Students in Boulder, Colorado, on Aug. 18. Photo: Mark Makela/Getty Images
The World Health Organization warned at a news briefing on Tuesday that "people in their 20s, 30s and 40s" are increasingly the primary spreaders of the coronavirus.
Why it matters: The words of caution come as schools and colleges across the United States weigh the risks of in-person classes, which could exacerbate the trend of young people transmitting the virus.
What they're saying: "The epidemic is changing," Takeshi Kasai, the WHO’s Western Pacific regional director, said. "Many are unaware they’re infected — with very mild symptoms or none at all. This can result in them unknowingly passing on the virus to others."
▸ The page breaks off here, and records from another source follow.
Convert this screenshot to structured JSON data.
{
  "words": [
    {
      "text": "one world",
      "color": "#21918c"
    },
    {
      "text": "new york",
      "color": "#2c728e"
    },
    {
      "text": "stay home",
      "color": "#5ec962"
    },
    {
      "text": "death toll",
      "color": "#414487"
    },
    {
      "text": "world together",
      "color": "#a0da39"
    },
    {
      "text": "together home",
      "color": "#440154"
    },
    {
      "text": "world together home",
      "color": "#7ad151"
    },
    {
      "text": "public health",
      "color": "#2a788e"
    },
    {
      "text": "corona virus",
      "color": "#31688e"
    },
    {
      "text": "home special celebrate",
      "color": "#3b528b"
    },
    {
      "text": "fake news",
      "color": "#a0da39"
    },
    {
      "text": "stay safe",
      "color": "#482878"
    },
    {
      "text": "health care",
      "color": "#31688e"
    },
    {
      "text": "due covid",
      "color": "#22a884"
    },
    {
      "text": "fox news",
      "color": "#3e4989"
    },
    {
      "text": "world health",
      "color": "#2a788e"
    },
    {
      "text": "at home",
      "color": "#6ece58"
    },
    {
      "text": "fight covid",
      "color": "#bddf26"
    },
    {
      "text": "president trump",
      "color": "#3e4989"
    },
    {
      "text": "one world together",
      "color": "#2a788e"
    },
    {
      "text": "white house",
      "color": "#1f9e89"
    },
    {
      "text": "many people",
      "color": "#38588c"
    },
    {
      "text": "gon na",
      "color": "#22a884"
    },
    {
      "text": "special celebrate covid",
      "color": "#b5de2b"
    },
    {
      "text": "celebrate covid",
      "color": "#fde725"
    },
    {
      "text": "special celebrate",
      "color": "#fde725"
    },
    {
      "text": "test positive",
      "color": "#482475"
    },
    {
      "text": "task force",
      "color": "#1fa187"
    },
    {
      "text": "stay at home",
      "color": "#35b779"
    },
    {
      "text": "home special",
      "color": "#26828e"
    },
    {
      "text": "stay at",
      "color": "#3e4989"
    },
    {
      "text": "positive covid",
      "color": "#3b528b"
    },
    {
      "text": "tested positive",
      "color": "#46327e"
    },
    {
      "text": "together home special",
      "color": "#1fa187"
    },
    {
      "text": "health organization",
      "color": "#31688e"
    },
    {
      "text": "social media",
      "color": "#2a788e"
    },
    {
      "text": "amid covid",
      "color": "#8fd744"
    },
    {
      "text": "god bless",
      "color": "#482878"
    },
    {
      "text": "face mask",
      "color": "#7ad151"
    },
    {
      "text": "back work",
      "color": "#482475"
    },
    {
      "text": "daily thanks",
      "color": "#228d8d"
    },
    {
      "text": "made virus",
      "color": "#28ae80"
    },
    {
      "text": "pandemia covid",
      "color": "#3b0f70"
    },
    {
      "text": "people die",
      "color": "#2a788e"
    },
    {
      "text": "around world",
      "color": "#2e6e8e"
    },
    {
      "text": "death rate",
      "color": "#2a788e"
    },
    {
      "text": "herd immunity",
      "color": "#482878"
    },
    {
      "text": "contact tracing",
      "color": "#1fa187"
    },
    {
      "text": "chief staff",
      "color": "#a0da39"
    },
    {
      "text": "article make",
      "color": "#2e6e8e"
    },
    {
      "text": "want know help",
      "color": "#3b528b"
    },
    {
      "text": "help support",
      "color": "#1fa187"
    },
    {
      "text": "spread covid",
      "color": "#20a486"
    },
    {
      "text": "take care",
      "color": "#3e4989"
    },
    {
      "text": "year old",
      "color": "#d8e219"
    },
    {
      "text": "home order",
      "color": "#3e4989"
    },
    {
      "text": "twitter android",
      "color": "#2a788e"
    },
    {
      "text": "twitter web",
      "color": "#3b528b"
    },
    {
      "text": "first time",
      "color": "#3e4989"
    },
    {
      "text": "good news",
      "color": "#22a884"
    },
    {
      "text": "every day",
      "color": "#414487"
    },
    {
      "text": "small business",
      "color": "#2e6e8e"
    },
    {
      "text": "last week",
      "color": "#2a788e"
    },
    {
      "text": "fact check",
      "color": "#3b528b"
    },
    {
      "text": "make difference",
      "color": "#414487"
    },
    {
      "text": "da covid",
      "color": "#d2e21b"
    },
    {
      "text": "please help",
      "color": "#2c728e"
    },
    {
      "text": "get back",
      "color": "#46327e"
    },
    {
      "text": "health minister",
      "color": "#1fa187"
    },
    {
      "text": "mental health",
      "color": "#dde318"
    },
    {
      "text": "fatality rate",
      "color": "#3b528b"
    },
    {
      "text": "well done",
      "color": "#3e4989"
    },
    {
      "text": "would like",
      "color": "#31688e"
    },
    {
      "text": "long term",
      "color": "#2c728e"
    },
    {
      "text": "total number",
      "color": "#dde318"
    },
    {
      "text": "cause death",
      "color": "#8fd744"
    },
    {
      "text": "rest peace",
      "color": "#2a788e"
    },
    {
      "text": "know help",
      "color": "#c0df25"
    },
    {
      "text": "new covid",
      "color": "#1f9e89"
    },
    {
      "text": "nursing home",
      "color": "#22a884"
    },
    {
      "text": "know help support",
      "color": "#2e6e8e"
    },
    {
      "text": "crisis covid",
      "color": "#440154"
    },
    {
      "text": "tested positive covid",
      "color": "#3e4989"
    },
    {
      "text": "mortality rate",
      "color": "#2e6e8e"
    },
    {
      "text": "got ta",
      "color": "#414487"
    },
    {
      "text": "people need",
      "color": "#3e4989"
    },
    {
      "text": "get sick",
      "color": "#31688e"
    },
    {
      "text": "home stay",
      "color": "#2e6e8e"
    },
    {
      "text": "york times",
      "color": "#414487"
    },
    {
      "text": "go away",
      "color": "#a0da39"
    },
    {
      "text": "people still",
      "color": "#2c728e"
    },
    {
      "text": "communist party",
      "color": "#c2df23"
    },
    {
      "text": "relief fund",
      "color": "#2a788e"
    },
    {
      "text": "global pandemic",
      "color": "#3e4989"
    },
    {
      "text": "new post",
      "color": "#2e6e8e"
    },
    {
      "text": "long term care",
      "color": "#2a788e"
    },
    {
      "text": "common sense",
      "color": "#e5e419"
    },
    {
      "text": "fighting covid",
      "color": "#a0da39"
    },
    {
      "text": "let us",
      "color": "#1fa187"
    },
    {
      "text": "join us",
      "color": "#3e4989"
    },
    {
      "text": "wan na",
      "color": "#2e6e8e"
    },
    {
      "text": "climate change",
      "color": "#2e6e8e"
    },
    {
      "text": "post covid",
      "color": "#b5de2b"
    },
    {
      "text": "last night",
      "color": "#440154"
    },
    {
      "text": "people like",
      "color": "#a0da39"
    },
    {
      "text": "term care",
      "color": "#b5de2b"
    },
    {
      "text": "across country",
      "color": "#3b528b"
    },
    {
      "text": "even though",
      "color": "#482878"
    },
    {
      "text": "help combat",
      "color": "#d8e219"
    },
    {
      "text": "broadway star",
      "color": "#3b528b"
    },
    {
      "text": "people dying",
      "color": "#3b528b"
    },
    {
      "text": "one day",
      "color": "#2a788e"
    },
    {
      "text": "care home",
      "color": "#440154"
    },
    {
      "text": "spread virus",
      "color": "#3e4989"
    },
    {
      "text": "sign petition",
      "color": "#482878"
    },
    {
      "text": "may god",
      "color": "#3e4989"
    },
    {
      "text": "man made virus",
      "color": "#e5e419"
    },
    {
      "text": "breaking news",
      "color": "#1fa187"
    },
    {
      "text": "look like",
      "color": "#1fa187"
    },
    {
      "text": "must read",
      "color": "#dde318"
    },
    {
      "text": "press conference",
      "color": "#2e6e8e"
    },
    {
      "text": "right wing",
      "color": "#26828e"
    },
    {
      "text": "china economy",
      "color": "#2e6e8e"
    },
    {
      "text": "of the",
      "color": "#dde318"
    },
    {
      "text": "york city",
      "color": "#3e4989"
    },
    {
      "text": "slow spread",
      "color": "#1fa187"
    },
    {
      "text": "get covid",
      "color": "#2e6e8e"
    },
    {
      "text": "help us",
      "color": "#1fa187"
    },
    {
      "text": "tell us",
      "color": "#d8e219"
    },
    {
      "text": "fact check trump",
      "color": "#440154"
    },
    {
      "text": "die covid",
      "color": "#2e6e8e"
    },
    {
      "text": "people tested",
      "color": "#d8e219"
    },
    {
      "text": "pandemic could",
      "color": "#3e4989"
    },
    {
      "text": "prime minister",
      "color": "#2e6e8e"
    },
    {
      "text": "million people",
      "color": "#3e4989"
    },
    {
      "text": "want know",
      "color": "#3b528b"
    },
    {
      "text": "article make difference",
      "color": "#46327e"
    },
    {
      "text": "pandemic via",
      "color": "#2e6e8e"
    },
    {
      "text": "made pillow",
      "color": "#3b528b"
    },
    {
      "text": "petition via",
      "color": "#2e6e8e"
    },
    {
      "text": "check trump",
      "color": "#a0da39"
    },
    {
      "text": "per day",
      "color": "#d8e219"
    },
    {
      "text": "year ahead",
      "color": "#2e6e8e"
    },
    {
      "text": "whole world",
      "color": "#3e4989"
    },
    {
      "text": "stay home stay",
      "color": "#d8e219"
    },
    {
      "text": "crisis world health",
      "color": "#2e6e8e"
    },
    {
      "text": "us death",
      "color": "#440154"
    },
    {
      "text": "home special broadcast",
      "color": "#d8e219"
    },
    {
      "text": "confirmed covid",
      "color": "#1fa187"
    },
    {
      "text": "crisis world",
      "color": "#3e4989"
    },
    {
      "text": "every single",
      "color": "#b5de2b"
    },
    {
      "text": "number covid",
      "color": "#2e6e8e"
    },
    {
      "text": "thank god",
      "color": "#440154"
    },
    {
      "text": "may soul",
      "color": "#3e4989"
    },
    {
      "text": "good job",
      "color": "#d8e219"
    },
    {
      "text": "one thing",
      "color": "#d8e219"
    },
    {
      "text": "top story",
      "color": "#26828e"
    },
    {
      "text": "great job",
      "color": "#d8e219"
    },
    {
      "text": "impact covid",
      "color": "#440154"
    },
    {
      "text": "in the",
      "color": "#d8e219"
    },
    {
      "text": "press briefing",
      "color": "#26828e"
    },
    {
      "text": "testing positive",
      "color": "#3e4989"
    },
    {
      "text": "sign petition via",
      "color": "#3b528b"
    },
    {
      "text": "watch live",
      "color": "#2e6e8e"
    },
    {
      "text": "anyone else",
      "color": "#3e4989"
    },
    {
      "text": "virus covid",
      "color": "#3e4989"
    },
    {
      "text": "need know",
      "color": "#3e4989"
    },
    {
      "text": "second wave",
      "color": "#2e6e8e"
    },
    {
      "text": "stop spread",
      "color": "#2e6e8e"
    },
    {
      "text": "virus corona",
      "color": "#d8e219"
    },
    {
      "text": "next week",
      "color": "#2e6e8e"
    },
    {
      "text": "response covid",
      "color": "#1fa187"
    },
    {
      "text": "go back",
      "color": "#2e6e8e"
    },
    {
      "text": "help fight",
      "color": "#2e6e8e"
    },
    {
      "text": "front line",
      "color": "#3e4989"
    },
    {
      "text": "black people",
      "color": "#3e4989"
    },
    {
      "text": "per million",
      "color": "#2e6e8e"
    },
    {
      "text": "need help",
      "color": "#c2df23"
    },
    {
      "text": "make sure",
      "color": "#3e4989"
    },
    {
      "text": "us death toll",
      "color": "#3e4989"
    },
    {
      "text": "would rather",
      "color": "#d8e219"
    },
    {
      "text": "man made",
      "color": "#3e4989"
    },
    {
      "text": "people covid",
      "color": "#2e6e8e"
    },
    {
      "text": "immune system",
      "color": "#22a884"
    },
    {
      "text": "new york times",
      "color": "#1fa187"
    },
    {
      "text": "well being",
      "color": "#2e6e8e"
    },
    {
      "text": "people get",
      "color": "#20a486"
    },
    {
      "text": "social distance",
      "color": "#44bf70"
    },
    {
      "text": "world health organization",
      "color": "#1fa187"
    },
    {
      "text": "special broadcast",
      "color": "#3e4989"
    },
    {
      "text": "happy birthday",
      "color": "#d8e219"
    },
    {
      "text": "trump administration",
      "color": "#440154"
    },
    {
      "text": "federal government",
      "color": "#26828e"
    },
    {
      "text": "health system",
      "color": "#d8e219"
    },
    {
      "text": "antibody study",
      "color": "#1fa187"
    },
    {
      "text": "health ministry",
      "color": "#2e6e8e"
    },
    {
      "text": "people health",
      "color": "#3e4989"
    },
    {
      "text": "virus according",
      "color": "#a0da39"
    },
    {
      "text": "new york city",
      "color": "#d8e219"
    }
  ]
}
- "This increases the risk of spillovers to the most vulnerable: the elderly, the sick, people in long-term care, people who live in densely populated urban areas and under-served rural areas. We must redouble efforts to stop the virus from moving into vulnerable communities."
The big picture: About half of the clusters in a study of outbreaks in Japan were traced back to people aged 20–39 at karaoke bars, offices and restaurants — and 41% of them did not have symptoms at the time.
- Some young people can and do get very sick from the coronavirus. Some have developed blood clots in their lungs and inflammation of the heart, lungs and brain.
- Michigan State University, University of Notre Dame and University of North Carolina at Chapel Hill all announced this week they will be holding online-only classes for the fall term.
- Notre Dame and UNC-Chapel Hill both reported a spike in COVID-19 cases within their student bodies.